In the early days of the company, a CISO friend shared with me the audio recording of the Scattered Spider social engineering attack on the help desk of a major hospitality corporation. The attackers already had a ton of intel on the company, but they had to defeat MFA, and the help desk was the way to do it. One phone call to some poor agent trying to be helpful led to a $100m loss event. As I listened to the recording, I found myself wanting to shout out loud. “It’s a scam! He’s not who he says he is!” It was maddening, but also led to a moment of clarity: There’s signal in those interpersonal interactions - meaning the tactics and techniques that make up a social engineering attack are detectable in natural language. Manipulation, pressure, ignorance, policy evasion. Is it reasonable to expect the poor help desk agent to get that right 100% of the time? No. Can we train software and large language models to detect these attacks? Yes we can.
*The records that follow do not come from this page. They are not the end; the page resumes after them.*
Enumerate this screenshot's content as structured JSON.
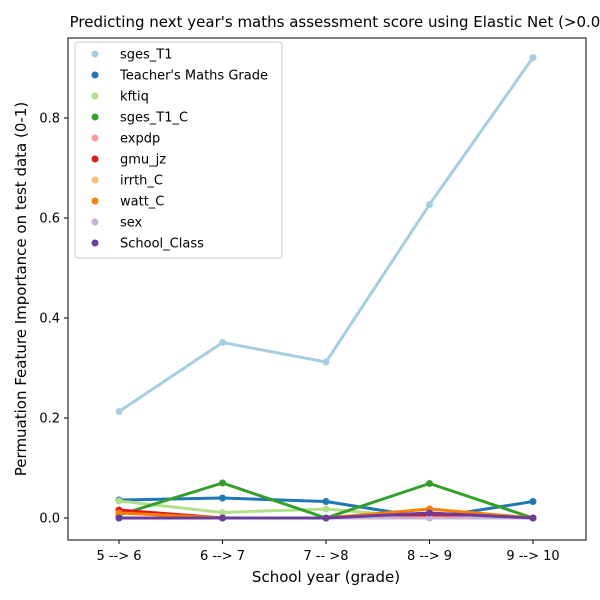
{
  "chart_data": {
    "type": "line",
    "title": "Predicting next year's maths assessment score using Elastic Net (>0.0",
    "xlabel": "School year (grade)",
    "ylabel": "Permuation Feature Importance on test data (0-1)",
    "categories": [
      "5 --> 6",
      "6 --> 7",
      "7 -- >8",
      "8 --> 9",
      "9 --> 10"
    ],
    "yticks": [
      "0.0",
      "0.2",
      "0.4",
      "0.6",
      "0.8"
    ],
    "ylim": [
      -0.044,
      0.96
    ],
    "grid": false,
    "legend_position": "top-left",
    "series": [
      {
        "name": "sges_T1",
        "color": "#a6cee3",
        "values": [
          0.213,
          0.351,
          0.312,
          0.627,
          0.921
        ]
      },
      {
        "name": "Teacher's Maths Grade",
        "color": "#1f78b4",
        "values": [
          0.036,
          0.04,
          0.033,
          0.0,
          0.033
        ]
      },
      {
        "name": "kftiq",
        "color": "#b2df8a",
        "values": [
          0.034,
          0.011,
          0.018,
          0.0,
          0.0
        ]
      },
      {
        "name": "sges_T1_C",
        "color": "#33a02c",
        "values": [
          0.006,
          0.07,
          0.0,
          0.069,
          0.0
        ]
      },
      {
        "name": "expdp",
        "color": "#fb9a99",
        "values": [
          0.0,
          0.0,
          0.0,
          0.0,
          0.0
        ]
      },
      {
        "name": "gmu_jz",
        "color": "#e31a1c",
        "values": [
          0.016,
          0.0,
          0.0,
          0.006,
          0.0
        ]
      },
      {
        "name": "irrth_C",
        "color": "#fdbf6f",
        "values": [
          0.0,
          0.0,
          0.0,
          0.0,
          0.0
        ]
      },
      {
        "name": "watt_C",
        "color": "#ff7f00",
        "values": [
          0.01,
          0.0,
          0.0,
          0.018,
          0.0
        ]
      },
      {
        "name": "sex",
        "color": "#cab2d6",
        "values": [
          0.0,
          0.0,
          0.0,
          0.0,
          0.0
        ]
      },
      {
        "name": "School_Class",
        "color": "#6a3d9a",
        "values": [
          0.0,
          0.0,
          0.0,
          0.01,
          0.0
        ]
      }
    ]
  }
}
Social engineering is an attack class like any other. Instead of zero-days or buffer overflows, it uses natural language. Defeating this class of attacks requires a new kind of detection and response product - human threat detection and response. Large language models and conversational AI now make that possible at scale. If attackers are going to exploit AI to super-charge their social engineering, we must fight back with AI to protect our people.

We can’t do this alone. We’re on this journey with some of the most talented cybersecurity investors and practitioners in the business: Ed Sim at boldstart who led our Seed round, and Asad Khaliq at Acrew Capital who led our Series A, joined by Evolution Equity, Tokyo Black, DNX Ventures, and many more angels and cybersecurity experts. Combined, we’ve raised $18m to fuel our growth and development. More than that, we’re building a group of people passionate about truly solving the social engineering challenge.

At Humanix, we believe we can protect people, not punish them. We believe that we can detect and respond to natural language attacks, just as we do every other attack class that faces the enterprise. We believe we can stop social engineering.